Walker wrote:Did you ever have a thought pop into your head that is totally unrelated to your current chain of thoughts, and unconnected to current perception? A thought “out of the blue” as the saying goes. If you describe this thought it seems so out-of-place that you might say, it’s not even my own.
I think the answer must be 'no'.
A 'chain of thought'sounds like the application of logic or mathematics, or the deliberate simplification of a problem. It is such chains of thought that are artificial; such chains are not my own thoughts because I am trying to exclude myself from them, to think objectively about a subject, as we might do when we are doing science.
So I would say it is the other way round; when this inconsistent thought pops into my head it is my subjective existence reasserting itself. It is reminding me that there are always other ways to look at the subject, and other subjects to look at.
If you “unpack” any world view that speculates on first cause or its absence, eventually you’re going to find the box marked belief. What’s in there? Conditioning, and also chemistry that is devoted to the body staying alive, which is the biological imperative for the benefit of the species.
I do not see that is necessarily true. I can be aware that a chain of reasoning is contingent on something being true, I do not have to pretend certainty about that something when it isn't there. For example, I can posit the reason for certain experiences is that there are physical objects (as opposed to simply ideas) but I do not pretend I can ever prove this.
Indeed, I do not see how (strictly speaking) I can believe something is true. To say the reason I think something is true is just that 'I believe it', would be to admit I had no objective reason. If I am aware I have no objective reason to think something, then I am aware it could be otherwise. If I am aware things could be otherwise then I would not have a firm belief.
To put it another way, if somebody says 'I believe X' we can ask them 'Why?' and expect them to give reasons. But if it was literally just a belief, the answer would have to be 'No reason, I just do'. After getting such an answer, we might wonder if they were really a robot.
Folks do not say that a scientist’s incomplete knowledge of science implies non-existence of science.
This is because what a scientist’s incomplete knowledge actually implies, is belief.
That is to confuse science-the-method with what science is applied to. To know the rules of chess isn't a claim to be be able to win every game.
Science is well aware that it rests on certain assumptions and thus everything it says about the world is contingent on those assumptions being true. On the other hand, science does successfully predict things, it makes testable propositions. No act of faith is required.

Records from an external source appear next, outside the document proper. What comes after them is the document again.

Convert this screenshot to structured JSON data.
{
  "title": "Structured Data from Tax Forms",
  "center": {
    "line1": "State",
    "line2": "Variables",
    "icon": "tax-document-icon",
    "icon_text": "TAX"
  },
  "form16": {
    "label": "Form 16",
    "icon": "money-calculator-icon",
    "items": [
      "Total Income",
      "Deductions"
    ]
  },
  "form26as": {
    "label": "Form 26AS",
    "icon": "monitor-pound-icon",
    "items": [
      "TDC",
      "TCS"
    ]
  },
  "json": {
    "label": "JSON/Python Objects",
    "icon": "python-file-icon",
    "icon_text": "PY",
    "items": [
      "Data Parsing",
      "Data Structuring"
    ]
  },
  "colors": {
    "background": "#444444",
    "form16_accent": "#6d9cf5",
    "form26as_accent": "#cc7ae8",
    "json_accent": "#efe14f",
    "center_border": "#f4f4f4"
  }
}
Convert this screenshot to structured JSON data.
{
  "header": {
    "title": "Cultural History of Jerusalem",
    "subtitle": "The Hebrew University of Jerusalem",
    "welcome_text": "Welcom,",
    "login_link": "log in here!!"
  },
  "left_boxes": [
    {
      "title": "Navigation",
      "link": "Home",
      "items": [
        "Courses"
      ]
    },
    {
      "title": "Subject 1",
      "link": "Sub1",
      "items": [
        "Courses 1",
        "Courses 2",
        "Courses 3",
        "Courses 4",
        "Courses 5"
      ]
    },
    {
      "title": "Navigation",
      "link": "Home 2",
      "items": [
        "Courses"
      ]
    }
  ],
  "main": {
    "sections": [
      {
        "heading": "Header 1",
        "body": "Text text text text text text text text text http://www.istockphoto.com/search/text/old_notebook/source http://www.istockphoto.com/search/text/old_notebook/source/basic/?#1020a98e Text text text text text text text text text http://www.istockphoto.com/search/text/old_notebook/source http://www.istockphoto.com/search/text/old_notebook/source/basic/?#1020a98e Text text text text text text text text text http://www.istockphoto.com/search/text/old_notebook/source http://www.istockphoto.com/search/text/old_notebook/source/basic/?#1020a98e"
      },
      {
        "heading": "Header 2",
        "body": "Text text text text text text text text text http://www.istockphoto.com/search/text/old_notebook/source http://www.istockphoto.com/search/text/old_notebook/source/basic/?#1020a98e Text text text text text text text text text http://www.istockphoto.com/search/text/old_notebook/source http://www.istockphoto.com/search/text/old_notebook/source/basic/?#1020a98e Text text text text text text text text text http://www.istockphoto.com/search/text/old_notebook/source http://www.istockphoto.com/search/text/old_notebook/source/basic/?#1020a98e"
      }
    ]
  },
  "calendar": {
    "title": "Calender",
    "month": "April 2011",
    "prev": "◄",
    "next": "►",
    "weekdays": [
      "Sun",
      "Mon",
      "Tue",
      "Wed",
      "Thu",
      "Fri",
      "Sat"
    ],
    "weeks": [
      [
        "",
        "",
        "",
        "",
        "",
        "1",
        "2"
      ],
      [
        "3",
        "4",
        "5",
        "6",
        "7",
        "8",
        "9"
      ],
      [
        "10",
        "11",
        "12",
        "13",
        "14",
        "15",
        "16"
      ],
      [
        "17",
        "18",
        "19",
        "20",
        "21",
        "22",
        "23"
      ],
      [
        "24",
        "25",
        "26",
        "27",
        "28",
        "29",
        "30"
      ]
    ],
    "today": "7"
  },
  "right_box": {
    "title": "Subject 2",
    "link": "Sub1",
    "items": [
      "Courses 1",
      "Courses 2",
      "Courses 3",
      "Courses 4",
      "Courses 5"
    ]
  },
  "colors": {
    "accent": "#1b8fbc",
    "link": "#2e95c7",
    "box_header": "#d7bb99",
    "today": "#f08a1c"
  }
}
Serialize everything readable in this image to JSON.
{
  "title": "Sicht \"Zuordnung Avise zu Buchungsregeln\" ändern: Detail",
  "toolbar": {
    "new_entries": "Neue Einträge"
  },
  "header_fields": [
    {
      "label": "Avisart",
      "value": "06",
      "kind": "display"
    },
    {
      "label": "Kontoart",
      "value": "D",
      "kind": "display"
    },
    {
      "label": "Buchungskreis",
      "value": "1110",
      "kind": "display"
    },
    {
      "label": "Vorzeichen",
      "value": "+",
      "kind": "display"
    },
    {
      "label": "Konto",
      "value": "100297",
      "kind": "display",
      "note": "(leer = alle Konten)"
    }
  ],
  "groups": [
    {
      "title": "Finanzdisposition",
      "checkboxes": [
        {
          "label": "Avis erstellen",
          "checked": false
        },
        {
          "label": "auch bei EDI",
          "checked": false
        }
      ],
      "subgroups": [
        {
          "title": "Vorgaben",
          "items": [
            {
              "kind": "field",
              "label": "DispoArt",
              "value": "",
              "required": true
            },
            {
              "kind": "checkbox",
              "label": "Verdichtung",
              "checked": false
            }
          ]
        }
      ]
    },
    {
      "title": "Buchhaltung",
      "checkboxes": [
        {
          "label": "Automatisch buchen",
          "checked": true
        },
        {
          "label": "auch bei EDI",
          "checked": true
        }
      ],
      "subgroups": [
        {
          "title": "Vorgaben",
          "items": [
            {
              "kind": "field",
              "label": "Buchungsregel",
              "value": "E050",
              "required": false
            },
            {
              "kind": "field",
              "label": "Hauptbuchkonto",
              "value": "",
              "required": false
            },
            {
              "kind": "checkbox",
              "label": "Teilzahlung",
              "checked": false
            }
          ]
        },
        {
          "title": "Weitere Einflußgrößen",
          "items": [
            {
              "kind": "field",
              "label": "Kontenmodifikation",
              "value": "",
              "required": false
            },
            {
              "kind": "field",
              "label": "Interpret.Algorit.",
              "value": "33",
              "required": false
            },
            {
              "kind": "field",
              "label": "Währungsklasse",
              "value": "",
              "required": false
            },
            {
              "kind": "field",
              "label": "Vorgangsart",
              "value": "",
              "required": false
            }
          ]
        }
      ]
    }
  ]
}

Folks do say that a God-knower’s incomplete knowledge of God implies non-existence of God.
However like the scientist, what a God-knower’s incomplete knowledge of God actually implies, is belief.
If the God-knower is aware they are working from certain assumptions, like the scientist, then thus far the two are similar.
On the other hand, if the God-knower claims
certainty, but cannot show why they should be certain, then we are back with what I wrote above. I do not see how they can believe something - because they believe it. It would be like saying 'I am both uncertain and certain'.